FBI praises courage and strength of women five years after rescue

CLEVELAND-- Just before 6 p.m. on that Monday five years ago, Cleveland police officers were dispatched to Seymour Avenue, a block from Interstate 90 and West 25th Street, after a frantic 911 caller identified herself by name.  It's a name out of Cleveland's past.

"I'm Amanda Berry. I've been on the news for the last 10 years."

Amanda was outside the home, holding her 6-year-old daughter. Police raced inside to rescue Gina DeJesus and Michelle Knight, now named Lily Rose Lee. They were taken to the hospital to be checked out.

At the end of that extraordinary week, FBI Special Agent Vicki Anderson told us what she remembers of the women from that first night at MetroHealth Medical Center.

"They were just all smiles. They were so happy. They were hugging their families and they couldn't stop grinning," Anderson said.

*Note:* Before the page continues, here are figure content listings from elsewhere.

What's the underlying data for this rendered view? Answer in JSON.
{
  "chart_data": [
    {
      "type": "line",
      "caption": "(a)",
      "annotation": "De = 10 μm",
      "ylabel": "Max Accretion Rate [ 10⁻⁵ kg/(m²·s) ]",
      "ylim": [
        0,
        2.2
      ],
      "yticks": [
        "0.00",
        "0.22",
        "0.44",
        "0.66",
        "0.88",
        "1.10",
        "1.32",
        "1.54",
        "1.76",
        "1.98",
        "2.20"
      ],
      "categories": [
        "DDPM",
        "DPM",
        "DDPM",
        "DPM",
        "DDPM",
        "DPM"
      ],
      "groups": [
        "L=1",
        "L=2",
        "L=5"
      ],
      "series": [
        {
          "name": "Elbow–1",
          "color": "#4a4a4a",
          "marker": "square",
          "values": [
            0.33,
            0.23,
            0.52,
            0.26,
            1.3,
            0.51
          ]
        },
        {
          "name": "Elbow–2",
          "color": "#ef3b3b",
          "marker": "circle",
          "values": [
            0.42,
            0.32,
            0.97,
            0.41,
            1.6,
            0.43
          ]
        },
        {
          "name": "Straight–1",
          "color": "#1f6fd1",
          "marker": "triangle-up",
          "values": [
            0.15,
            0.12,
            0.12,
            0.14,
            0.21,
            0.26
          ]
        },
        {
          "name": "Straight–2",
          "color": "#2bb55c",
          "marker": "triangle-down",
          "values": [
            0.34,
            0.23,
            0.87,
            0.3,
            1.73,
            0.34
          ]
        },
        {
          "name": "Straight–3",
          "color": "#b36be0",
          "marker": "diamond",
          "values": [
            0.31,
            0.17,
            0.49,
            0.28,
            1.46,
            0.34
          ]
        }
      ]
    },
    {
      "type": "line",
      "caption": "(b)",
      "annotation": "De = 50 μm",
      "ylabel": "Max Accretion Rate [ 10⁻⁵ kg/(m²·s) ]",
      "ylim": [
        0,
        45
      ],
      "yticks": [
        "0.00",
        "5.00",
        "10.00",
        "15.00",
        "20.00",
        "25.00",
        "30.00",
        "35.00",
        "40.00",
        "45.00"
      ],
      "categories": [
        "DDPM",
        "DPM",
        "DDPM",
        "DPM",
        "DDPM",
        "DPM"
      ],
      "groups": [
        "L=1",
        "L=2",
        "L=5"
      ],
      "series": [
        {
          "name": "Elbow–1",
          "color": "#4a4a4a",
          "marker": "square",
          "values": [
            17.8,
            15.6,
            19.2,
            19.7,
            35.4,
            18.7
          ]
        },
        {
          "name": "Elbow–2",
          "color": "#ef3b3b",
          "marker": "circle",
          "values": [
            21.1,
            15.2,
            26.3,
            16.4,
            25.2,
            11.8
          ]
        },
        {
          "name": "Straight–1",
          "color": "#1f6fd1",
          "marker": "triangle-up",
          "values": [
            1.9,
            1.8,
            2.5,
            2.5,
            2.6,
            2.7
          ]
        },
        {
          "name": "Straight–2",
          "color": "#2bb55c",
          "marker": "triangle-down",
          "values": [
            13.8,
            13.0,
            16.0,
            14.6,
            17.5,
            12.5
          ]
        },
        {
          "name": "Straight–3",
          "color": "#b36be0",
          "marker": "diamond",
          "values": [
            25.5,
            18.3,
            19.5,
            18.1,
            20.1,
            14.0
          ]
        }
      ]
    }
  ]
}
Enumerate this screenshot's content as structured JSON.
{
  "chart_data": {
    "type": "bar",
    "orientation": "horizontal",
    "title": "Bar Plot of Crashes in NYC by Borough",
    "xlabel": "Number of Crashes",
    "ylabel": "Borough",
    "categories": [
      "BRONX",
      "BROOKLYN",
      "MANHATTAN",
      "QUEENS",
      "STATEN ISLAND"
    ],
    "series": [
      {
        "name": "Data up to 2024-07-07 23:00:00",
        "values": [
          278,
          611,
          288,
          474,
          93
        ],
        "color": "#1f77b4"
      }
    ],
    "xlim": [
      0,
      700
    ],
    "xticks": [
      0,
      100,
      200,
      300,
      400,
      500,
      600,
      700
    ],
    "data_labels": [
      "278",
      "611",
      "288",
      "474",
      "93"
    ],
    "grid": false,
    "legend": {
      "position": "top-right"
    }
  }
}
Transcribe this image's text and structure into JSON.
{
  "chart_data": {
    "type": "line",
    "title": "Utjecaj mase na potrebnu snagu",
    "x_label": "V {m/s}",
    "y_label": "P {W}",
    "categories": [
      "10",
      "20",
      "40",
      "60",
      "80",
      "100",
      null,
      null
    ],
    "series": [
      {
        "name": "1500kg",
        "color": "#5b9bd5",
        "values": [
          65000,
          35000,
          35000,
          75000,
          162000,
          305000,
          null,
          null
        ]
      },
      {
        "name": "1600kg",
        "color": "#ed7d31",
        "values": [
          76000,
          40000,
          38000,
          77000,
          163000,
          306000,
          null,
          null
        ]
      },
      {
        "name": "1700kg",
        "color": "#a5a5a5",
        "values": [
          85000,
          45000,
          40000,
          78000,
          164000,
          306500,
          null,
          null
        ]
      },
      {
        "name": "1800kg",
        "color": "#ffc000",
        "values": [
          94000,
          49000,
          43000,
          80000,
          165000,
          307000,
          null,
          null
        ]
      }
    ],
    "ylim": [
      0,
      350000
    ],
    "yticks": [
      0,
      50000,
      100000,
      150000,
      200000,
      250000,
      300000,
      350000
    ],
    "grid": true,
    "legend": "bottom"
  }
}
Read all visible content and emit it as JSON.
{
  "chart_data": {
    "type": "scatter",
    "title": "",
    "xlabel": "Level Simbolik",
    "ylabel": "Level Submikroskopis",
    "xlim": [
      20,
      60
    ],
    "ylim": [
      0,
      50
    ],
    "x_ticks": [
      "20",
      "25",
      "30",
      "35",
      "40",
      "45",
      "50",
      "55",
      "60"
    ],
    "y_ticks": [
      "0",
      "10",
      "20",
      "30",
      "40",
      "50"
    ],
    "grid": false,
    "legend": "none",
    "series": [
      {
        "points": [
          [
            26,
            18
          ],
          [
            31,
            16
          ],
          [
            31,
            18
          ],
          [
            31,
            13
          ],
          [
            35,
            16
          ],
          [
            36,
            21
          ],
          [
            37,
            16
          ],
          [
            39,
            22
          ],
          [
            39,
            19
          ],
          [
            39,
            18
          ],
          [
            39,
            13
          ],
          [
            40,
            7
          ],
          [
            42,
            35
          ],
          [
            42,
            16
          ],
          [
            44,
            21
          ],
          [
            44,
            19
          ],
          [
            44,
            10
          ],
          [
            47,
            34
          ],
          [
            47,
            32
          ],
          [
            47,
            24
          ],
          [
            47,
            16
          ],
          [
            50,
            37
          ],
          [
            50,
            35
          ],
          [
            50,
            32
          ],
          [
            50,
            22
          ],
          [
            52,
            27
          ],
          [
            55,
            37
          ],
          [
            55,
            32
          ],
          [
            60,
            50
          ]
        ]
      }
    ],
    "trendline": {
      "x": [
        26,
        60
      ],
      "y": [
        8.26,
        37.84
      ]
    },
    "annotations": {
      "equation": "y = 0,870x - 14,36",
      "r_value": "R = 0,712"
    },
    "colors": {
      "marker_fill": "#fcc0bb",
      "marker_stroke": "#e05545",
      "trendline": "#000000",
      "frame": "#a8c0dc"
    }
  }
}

It was Amanda's daring and brave effort to break out of the home on Seymour Avenue that led to the rescue of all three women and Amanda's daughter.

Michelle was an adult when she was taken so her case never did receive a lot of attention. But the community kept Amanda and Gina's names front and center, in part with rallies, for a decade.

"I don't think anybody in law enforcement is patting themselves on the back. I mean, this was these girls, that was Amanda kicking through that door and that man outside who helped. This was not law enforcement that rescued them. We wish we'd been able to, we tried," Anderson said.

"We followed every lead. We followed every investigation tip that  came in. All the leads the team came up with. We did everything logical that you would. We walked through people's houses. We knocked on doors," Anderson said. "Obviously, to have them blocks away is truly remarkable and to have them survive is truly incredible."

The week of the rescues, stories emerged about the search for the women, including one from a man who claimed the kidnapper's name had been provided to the FBI.

"There were all kinds of things that came out that week that just weren't true. People jumping up in front of camera from the neighborhood. And we followed up on all that. And no, there was never a mention of Ariel Castro," Anderson said.

An important takeaway five years later is for all of us to be aware of what could be called "acquaintance danger."

"We often teach our kids 'stranger danger.' He was not a stranger. They didn't know him well, but he was the father of daughters that he had, they knew the daughters, they were friends with them," she said. "The statistics will show you, stranger abductions are very rare. That it's often somebody who knows the family or is an acquaintance or a relative."

Anderson said, looking back, she admires the people of Cleveland, how they rallied around the women while they were missing, celebrated their returns and now quietly embrace them as they lead their lives. Most of all, she admires Amanda, Gina and Lily, their courage in captivity and their strength in freedom.

"They can go and do things in the community, and it's not a big deal. They're normal now and that's terrific," Anderson said.